“What if the Thoreau you think of as a refuge-seeking mystic,” asks literary journalist Sullivan, “is a humorist with the eye of a social satirist?”
Readers of his previous volumes on whaling, rats and road trips (Cross Country, 2006, etc.) may be surprised by his latest book. Sullivan did not spend a week on the Concord and Merrimack or journey to the Maine woods or Cape Cod; he did not even go to Walden Pond until the final (dazzling) chapter. His text focuses instead on reading, thinking and writing, with Sullivan’s normally remarkable “I” regrettably concealed in a thicket of scholarly diction and convention. All the trappings of traditional academic volumes are here: thick block quotations, lengthy discursive and/or digressive footnotes, cavils with previous Thoreauvians, textual exegeses and dense passages on Transcendentalism, Fourierism, Swedenborgianism.
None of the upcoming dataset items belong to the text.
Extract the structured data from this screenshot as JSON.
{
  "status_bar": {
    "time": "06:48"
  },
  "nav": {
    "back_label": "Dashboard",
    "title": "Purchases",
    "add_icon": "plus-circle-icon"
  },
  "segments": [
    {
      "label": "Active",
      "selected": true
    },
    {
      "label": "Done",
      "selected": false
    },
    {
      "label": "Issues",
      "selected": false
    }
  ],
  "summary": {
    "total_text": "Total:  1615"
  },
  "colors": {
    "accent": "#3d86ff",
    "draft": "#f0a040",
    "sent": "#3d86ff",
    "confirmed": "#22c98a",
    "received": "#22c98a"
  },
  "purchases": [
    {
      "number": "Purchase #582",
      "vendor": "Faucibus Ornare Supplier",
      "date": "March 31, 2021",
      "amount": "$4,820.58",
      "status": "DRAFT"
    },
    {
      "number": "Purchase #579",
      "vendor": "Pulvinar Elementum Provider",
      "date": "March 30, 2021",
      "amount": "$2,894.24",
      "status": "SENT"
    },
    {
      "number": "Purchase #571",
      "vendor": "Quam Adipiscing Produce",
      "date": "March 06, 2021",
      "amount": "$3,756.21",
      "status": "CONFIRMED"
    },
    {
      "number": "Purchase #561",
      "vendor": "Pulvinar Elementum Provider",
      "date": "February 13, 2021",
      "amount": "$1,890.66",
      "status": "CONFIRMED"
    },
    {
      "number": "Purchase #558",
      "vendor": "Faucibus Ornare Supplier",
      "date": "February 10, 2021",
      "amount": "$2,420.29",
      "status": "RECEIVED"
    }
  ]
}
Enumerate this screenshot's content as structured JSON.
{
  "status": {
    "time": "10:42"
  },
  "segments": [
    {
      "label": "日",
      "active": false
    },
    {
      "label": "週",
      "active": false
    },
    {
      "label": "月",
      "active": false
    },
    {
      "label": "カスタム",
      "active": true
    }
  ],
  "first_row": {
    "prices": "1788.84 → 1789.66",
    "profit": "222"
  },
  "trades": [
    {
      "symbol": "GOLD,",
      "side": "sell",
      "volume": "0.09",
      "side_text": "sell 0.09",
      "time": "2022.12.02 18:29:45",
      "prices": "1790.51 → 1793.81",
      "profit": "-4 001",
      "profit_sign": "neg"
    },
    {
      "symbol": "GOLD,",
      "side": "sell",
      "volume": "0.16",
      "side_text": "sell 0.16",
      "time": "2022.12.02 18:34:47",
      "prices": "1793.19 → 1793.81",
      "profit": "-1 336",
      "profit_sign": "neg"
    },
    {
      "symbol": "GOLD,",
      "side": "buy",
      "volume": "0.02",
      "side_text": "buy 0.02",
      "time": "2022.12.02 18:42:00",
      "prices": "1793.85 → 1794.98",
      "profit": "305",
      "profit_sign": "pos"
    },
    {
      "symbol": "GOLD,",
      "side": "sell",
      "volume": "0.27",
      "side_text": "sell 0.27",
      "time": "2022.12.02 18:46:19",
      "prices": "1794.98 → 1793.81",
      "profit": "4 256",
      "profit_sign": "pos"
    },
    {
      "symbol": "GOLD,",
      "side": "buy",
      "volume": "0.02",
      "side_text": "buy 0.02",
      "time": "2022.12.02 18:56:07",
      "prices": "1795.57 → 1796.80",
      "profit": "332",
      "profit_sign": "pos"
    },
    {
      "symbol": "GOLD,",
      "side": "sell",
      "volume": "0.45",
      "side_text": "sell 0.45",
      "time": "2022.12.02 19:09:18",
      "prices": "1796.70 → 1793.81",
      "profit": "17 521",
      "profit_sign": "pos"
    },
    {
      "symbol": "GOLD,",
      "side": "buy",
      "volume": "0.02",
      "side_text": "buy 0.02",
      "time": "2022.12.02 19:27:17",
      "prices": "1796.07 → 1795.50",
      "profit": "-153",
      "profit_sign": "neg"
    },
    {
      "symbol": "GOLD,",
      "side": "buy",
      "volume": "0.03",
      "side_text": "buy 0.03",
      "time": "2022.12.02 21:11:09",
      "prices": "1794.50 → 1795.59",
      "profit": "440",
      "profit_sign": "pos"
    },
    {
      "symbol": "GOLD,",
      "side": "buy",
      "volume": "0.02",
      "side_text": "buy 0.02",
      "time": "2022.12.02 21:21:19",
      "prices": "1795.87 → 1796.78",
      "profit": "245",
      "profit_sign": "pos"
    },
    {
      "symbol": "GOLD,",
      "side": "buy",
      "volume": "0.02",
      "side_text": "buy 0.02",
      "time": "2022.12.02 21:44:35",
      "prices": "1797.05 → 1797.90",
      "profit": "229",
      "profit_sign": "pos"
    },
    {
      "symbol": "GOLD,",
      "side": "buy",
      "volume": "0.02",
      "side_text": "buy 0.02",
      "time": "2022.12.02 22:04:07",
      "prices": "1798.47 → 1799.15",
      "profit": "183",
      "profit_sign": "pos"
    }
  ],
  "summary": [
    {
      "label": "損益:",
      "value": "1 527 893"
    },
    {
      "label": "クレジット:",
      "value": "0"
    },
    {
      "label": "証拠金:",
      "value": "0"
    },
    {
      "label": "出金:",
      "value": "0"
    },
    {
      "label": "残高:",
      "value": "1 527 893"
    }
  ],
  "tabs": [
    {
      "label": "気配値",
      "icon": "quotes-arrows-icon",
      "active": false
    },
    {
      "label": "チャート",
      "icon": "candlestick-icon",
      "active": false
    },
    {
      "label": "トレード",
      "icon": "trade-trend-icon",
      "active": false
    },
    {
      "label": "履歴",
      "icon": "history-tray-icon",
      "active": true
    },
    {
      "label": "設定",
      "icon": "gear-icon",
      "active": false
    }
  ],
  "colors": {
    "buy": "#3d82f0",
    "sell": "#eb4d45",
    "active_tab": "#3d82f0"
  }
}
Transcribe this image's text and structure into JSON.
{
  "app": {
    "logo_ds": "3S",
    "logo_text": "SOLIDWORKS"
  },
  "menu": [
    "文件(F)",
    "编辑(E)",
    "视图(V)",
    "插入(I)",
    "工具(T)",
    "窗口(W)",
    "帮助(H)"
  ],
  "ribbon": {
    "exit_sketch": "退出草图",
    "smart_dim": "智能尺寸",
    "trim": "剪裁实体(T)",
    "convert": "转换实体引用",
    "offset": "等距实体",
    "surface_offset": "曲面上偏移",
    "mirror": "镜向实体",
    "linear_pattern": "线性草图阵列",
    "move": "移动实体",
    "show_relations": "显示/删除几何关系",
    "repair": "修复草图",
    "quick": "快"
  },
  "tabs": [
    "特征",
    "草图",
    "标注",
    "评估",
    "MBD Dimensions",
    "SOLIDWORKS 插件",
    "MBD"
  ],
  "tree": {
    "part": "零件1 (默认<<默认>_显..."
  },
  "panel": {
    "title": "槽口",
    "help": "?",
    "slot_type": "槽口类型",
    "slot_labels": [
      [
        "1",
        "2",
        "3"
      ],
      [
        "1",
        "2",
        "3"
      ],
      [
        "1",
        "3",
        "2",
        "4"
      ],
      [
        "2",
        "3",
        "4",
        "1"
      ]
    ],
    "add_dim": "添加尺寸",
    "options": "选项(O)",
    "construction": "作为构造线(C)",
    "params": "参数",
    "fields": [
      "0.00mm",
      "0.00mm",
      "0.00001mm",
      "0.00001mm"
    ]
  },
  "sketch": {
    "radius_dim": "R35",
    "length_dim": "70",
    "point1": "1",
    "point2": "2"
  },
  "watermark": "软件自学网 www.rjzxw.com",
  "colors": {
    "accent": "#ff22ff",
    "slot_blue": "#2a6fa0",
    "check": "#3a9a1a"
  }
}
Most chapters do feature some of Sullivan’s familiar touches, including detours, often more engaging than his thoroughfare, on the economy of 19th-century Concord, bean growing, the shipwreck that killed Margaret Fuller and utopian communities. Inviting us to imagine Henry David Thoreau (1817–62) at various pivotal or quotidian moments, the author offers thoughts both novel and illuminating. His research is prodigious, though the book seems to have been written to impress academics rather than to attract general readers. Nonetheless, this Thoreau is a more interesting and complex fellow than the pervasive tree-hugging, hermitical caricature. He could be a jerk, but he was manifestly not a loafer. Sullivan spotlights Thoreau’s work ethic, his business sense, his willingness to help others, his abolitionist sympathies, his belief that nature was all-encompassing and his insistence that change begins within, then ripples outward.
If this is the Thoreau you don’t know, it’s also a Sullivan you don’t expect.